You can either look at the FAQ or go 
http://www.ross-tech.com/vag-com/cars/touareg.html and look it up. 
Good Luck,
Spikeital


----------



## DenverBill (Apr 18, 2003)

*Re: just bought a touareg, want to disable DRL (kilby)*

All of the VAG mods are in the FAQs. The port for the VAG connection is under the dash toward the outside of the steering column. To put the DRL into the MFI menu, turn the ignition to on but do not start the engine, start the VAG program and go to 09, elec controls. Write down the current software coding (just in case of a mistake), and then hit recode.
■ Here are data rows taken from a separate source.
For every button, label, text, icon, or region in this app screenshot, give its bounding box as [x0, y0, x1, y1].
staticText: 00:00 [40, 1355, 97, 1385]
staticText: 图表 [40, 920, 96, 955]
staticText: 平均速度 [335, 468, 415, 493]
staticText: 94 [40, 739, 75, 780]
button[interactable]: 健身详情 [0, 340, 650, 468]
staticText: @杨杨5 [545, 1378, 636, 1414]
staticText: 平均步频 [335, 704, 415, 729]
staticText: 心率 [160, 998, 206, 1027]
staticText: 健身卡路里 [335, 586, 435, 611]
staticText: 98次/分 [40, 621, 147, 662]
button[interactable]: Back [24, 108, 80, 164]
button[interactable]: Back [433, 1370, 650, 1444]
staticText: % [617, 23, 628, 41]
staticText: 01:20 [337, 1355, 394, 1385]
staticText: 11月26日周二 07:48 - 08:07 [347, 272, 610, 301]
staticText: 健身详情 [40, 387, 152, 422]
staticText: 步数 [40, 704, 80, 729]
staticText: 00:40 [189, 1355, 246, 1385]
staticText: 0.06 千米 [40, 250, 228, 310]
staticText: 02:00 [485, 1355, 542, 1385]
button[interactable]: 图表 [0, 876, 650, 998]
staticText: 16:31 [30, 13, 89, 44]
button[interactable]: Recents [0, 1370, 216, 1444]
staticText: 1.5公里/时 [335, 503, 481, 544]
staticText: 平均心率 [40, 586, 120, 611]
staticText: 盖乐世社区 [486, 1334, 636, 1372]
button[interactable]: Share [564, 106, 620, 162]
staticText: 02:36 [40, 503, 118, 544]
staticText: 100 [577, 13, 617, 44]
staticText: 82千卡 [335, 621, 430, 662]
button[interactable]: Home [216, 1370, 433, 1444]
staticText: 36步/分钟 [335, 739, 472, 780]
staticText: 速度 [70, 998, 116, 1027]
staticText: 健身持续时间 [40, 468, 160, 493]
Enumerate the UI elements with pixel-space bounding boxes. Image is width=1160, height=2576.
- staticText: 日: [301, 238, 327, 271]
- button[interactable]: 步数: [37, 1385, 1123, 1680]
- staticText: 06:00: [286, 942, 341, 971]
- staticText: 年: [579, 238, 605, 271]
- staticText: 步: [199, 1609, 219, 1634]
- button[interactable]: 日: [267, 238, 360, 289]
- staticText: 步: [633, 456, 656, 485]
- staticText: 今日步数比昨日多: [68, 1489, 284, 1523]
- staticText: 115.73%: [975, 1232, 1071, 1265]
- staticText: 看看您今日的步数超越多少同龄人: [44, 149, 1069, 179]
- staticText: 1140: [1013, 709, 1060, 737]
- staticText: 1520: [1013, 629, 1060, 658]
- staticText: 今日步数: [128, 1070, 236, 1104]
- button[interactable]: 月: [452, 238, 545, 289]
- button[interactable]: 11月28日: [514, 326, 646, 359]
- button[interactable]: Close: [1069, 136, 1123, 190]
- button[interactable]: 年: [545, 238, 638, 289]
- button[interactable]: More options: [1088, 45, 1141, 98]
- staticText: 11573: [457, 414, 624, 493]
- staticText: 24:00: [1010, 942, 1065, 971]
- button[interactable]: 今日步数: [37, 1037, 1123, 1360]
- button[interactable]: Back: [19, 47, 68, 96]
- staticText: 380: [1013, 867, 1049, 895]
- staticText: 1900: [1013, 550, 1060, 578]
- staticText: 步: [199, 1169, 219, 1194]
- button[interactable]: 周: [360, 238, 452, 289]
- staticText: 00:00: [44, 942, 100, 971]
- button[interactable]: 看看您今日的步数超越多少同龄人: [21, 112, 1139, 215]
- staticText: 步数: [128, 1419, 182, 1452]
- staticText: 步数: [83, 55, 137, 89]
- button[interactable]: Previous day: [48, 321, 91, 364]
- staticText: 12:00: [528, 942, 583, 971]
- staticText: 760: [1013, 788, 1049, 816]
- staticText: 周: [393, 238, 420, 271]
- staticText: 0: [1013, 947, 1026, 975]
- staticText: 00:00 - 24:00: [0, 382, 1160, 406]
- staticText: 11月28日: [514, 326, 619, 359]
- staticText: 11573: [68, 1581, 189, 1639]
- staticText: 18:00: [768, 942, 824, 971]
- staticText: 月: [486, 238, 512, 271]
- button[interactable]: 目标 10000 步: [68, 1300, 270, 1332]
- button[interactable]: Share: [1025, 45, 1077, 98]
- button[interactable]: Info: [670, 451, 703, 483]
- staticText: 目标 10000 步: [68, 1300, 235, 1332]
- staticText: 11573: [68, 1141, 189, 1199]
Enter into the coding box a number equal to your existing code that you wrote down minus 1. EG: original 0105695 becomes 0105694. After entering the new value, hit DO IT. Close the controller, go back to main menu, and close the program. The DRLs should now be off when you start the engine, and an entry for DRLs should appear in the MFI under the lights section.


----------



## spockcat (Jun 5, 2003)

*Re: just bought a touareg, want to disable DRL (kilby)*

As they say, read FAQ please. We spent lots of time getting it up and keeping it up to date.


----------



## Andysk36 (Mar 9, 2014)

*Drl lights*

IS anybody has Vagcom ne'er Farmington CT to off DRL lights


----------